Tuesday, February 24, 2015

Hillary Clinton: It's Time For Wage Equality 'Once And For All'

Hillary Clinton lamented the number of women in the fields of science, technology, engineering and math at a Silicon Valley women's conference on Tuesday, and called for more action to close the wage gap.

"Sixty percent of college graduates are now women, yet they earn only 18 percent of computer science degrees. That's actually less than half of what it was in the 1980s, when women earned 38 percent of those degrees. We're going backwards in a field that's supposed to be all about going forward," Clinton said in a keynote address at Lead On Conference for Women in Santa Clara, California, for which she was reportedly paid a whopping $300,000.

The former secretary of state addressed an overwhelmingly friendly crowd made up of many employees from Silicon Valley's biggest tech companies, including Intel, Oracle and Cisco.
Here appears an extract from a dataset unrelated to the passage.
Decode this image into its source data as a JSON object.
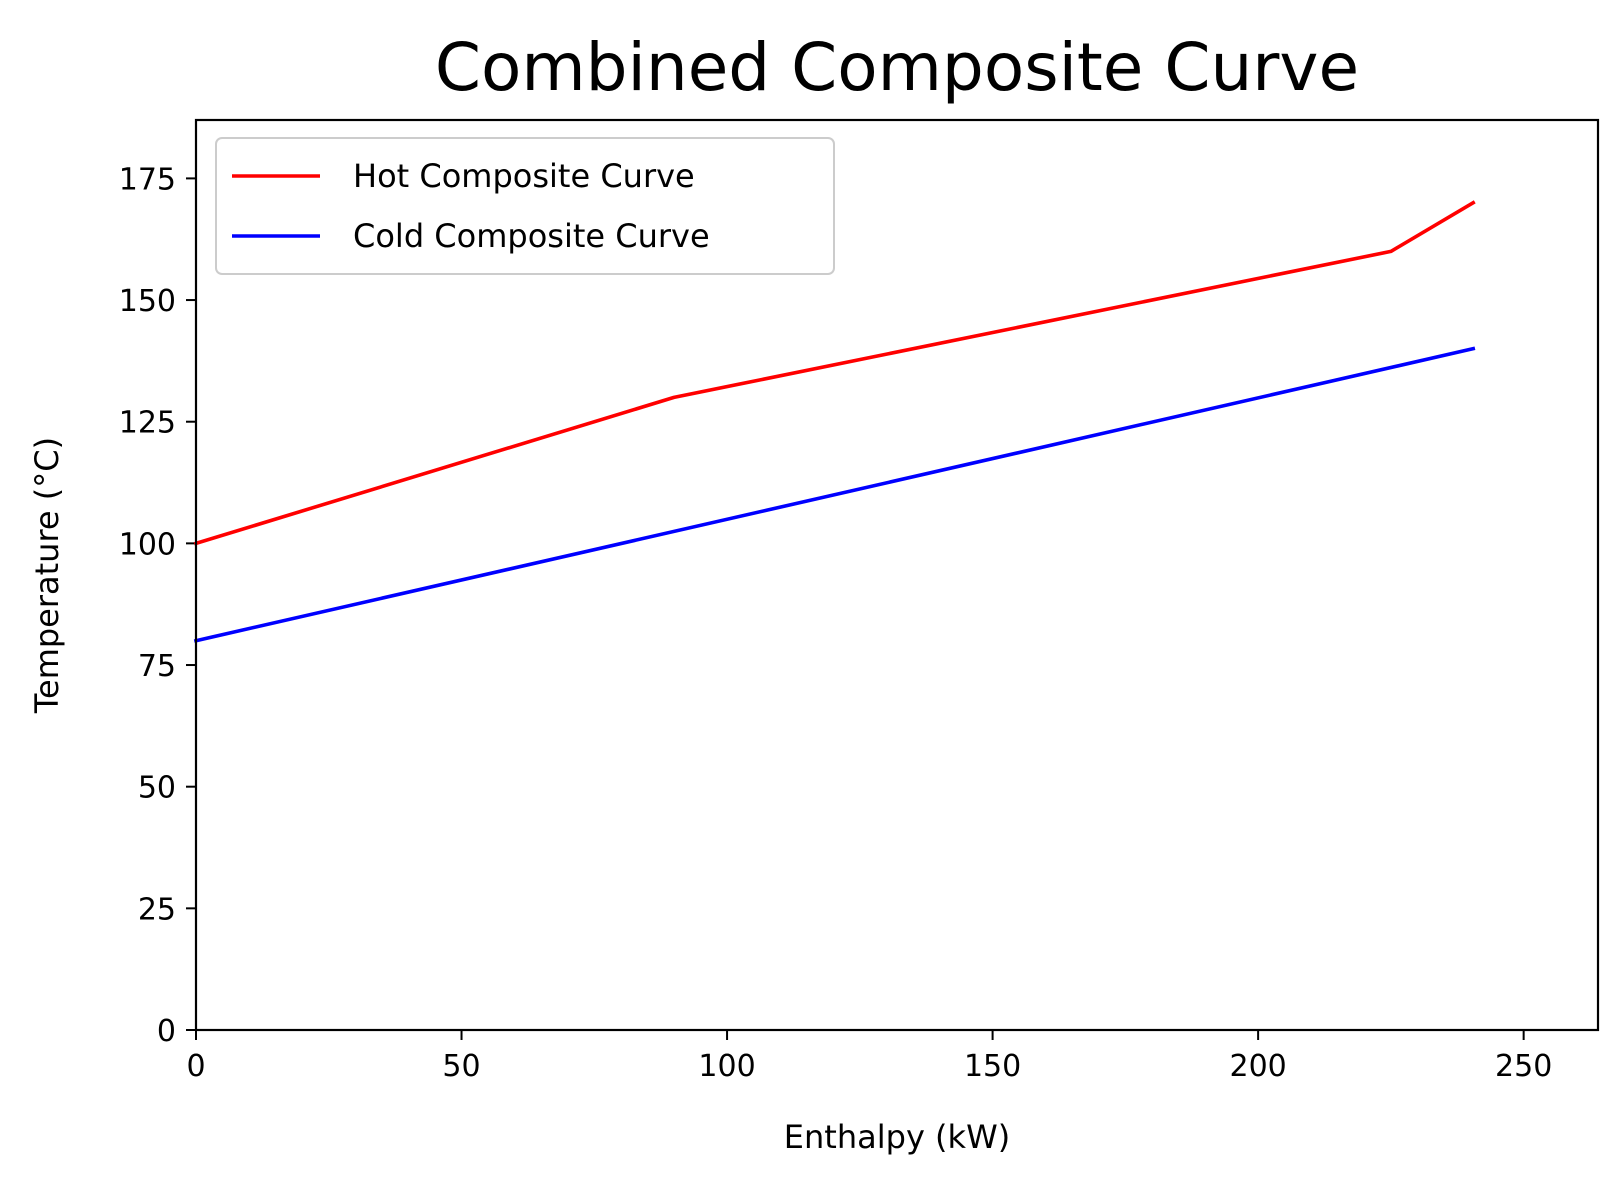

Introduced as a "modern day suffragette," Clinton empathized with the audience by noting the difficulties women still face in male-dominated Silicon Valley.

"You bump your heads on the glass ceilings that persist in the tech industry today," she told the attendees.
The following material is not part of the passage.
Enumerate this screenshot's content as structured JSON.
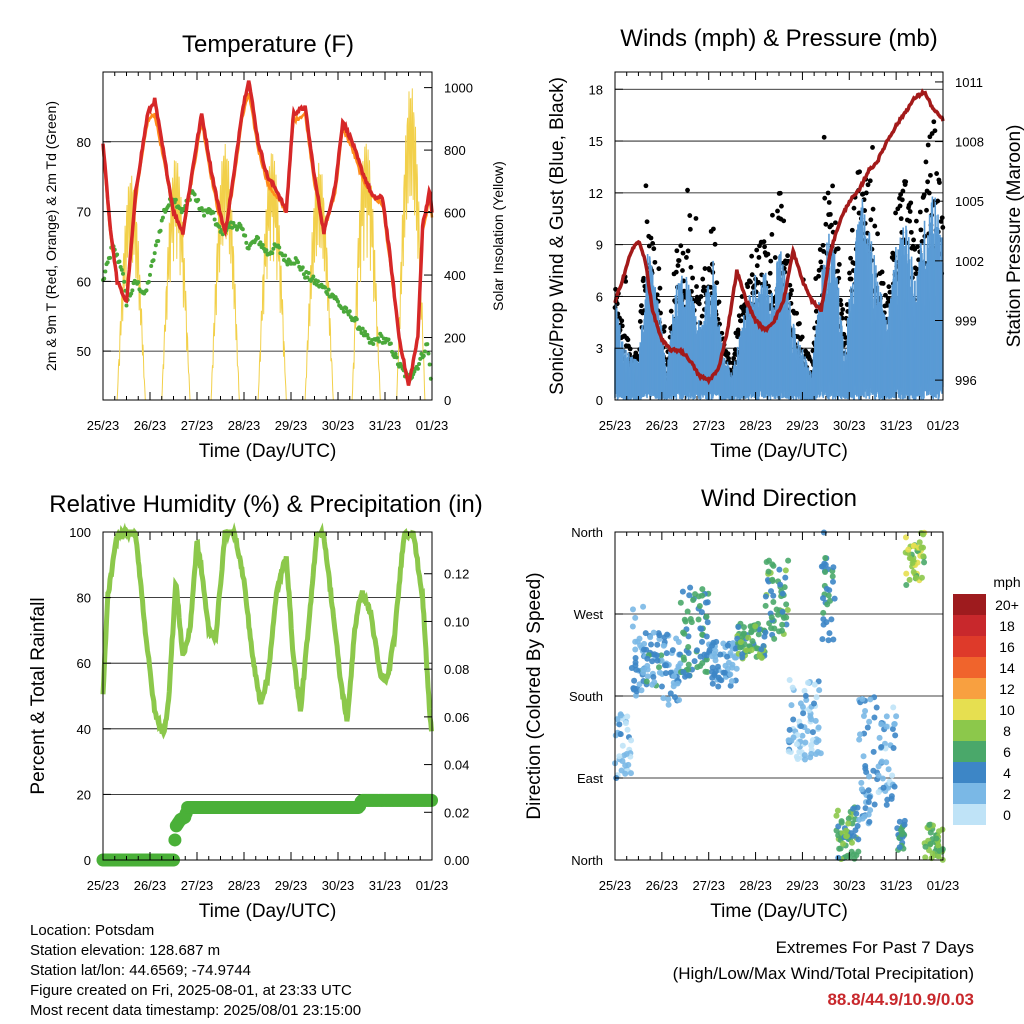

Clinton framed the need to empower women as beneficial to America's economy as a whole, and in so doing paid deference to one of Apple, Inc.'s biggest slogans.

"There are lasting consequences for them, their families, and our economy," she said of women left out of the STEM fields. "We cannot afford to leave all that talent sitting on that sidelines. To borrow a familiar phrase, it's time to think different."

In advocating for closing the pay gap, Clinton also endorsed the impassioned plea for wage equality made by Patricia Arquette in her Oscars acceptance speech for Best Supporting Actress.

"Up and down the ladder many women are paid less for the same work, which is why we all cheered at Patricia Arquette's speech at the Oscars -- because she's right, it's time to have wage equality once and for all," Clinton said.

The likely 2016 contender drew heavily from her personal life -- her experience as a new grandmother and her time working at a law firm while pregnant -- to argue that women still had ways to go in the workplace.

"Even though things have changed in many places, in so many ways the economy is still operating like it's 1955," she said.